Unfortunately, many times companies have not put the same effort into making sure the overall brand is carried through in their efforts to communicate with Great Talent. They have not defined what makes their organization a unique place to work. They have not mapped out the type of person they want to attract and go after. They have not built messages and pro¬grams to go out and get those people. In short, they have not identified or put any work into their “talent brand.”
If the reputation of a company’s products or services is its face, the talent brand is its heart and soul. It represents the collective goodwill of the people who make the company go. The talent brand is about service, positive interaction, and mutual respect, but it is also about livelihoods, hopes, and aspirations. These qualities are the essence of the talent brand.
Just like a product brand, a company’s talent brand builds over time. It can engender the same feelings of desire, the same dreams that a compelling product message brings to life. It can bring tremendous loyalty and, through word of mouth, more traffic to your doorstep.
As with a product brand, creating the right talent brand requires creativity and hard work. First, recruiting needs to be a strategic imperative for the company, alongside marketing. Whoever is charged with creating your talent brand should collaborate with your marketing team to determine the compelling link between the company, its philosophies, goals, principles, and its talent. What is the essence of the company, and what is it about that essence that makes candidates feel like they want to be a part of it all?

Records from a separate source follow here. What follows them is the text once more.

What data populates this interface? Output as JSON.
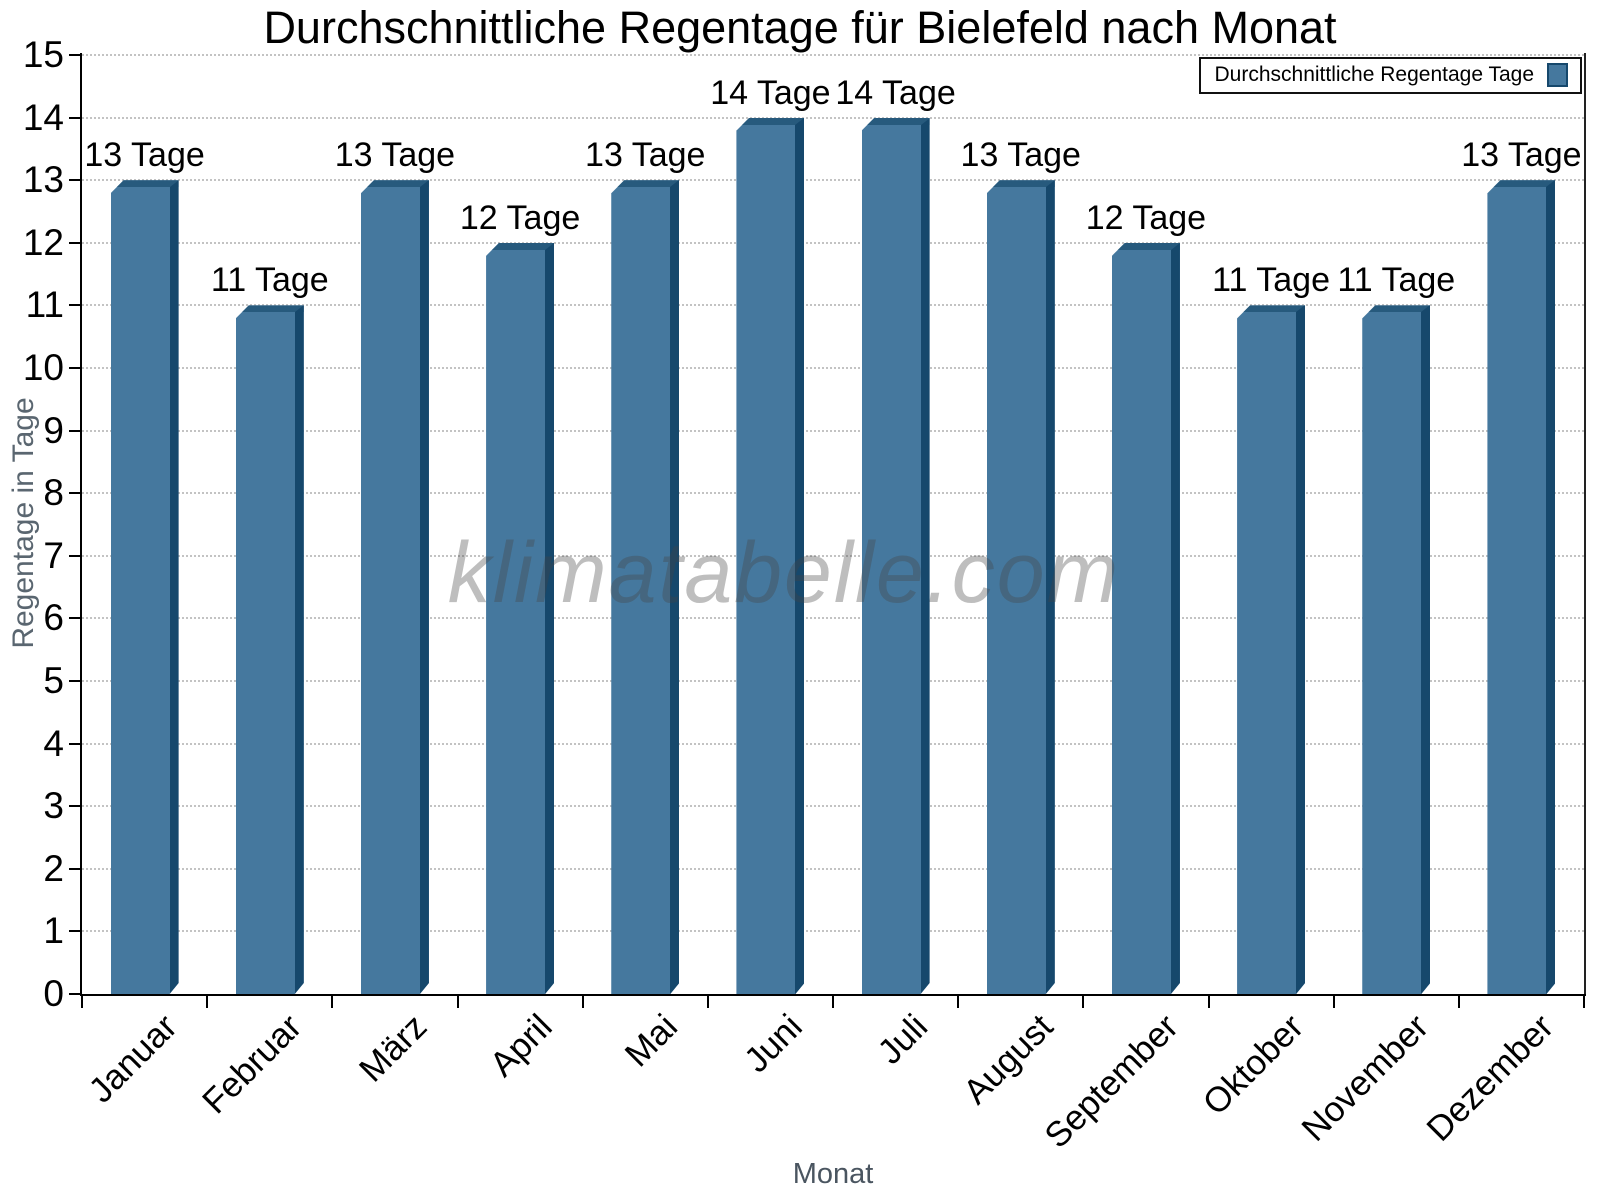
{
  "watermark": "klimatabelle.com",
  "legend": {
    "label": "Durchschnittliche Regentage Tage"
  },
  "colors": {
    "bar_face": "#45789E",
    "bar_side": "#16486C",
    "bar_top": "#275A7D",
    "grid": "#c3c3c3",
    "axis": "#000000",
    "axis_title": "#5a6670",
    "watermark": "rgba(68,68,68,0.35)"
  },
  "chart_data": {
    "type": "bar",
    "title": "Durchschnittliche Regentage für Bielefeld nach Monat",
    "categories": [
      "Januar",
      "Februar",
      "März",
      "April",
      "Mai",
      "Juni",
      "Juli",
      "August",
      "September",
      "Oktober",
      "November",
      "Dezember"
    ],
    "series": [
      {
        "name": "Durchschnittliche Regentage Tage",
        "values": [
          13,
          11,
          13,
          12,
          13,
          14,
          14,
          13,
          12,
          11,
          11,
          13
        ],
        "labels": [
          "13 Tage",
          "11 Tage",
          "13 Tage",
          "12 Tage",
          "13 Tage",
          "14 Tage",
          "14 Tage",
          "13 Tage",
          "12 Tage",
          "11 Tage",
          "11 Tage",
          "13 Tage"
        ]
      }
    ],
    "xlabel": "Monat",
    "ylabel": "Regentage in Tage",
    "ylim": [
      0,
      15
    ],
    "ytick_interval": 1,
    "ytick_labels": [
      "0",
      "1",
      "2",
      "3",
      "4",
      "5",
      "6",
      "7",
      "8",
      "9",
      "10",
      "11",
      "12",
      "13",
      "14",
      "15"
    ],
    "grid": "horizontal-dotted",
    "legend_position": "top-right"
  }
}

Second, who is your ideal candidate? Find out in as much detail as possible who your target employee is—what she likes to do, what she likes to think about. What special skills and knowledge does she possess? What are her aspirations, her dreams? Take your time with this. Do your homework. Remember, there is growing popular interest in career opportunities. Do you want to spend all your time sifting through unqualified talent? It will be exponentially faster and easier to find your ideal candidates if you know, in detail, exactly who they are.
Third, create a message that speaks to your ideal candidate. Take the business goals and objectives, the realities that the company faces them into a story that appeals to exactly the sort of a company needs. To be effective, the message should create an emotional reaction. It should cause a light to come on inside your ideal talent. Do this, and you will cause your prospective talent to start picturing how their lives might be different if they were working for you.
Some companies have created and communicated an effective talent brand for years. U.S. outdoor equipment outfitter REI has long enjoyed a reputation of providing an engaging work environment and comprehensive benefits. Beyond that, REI also projects an image that automatically attracts the kind of employees the company wants. REI has tapped into the essential appeal of the outdoors and brought that appeal to its talent force as well as its customers. The company’s employees buy into REI and its mission because the brand represents them and, in the words of brand guru Scott Bedbury, “provides an emotional context for their lives.”
This example reveals another benefit of a talent brand—it is also a screening tool, because applicants will invariably gravitate to talent brands that align with their identities.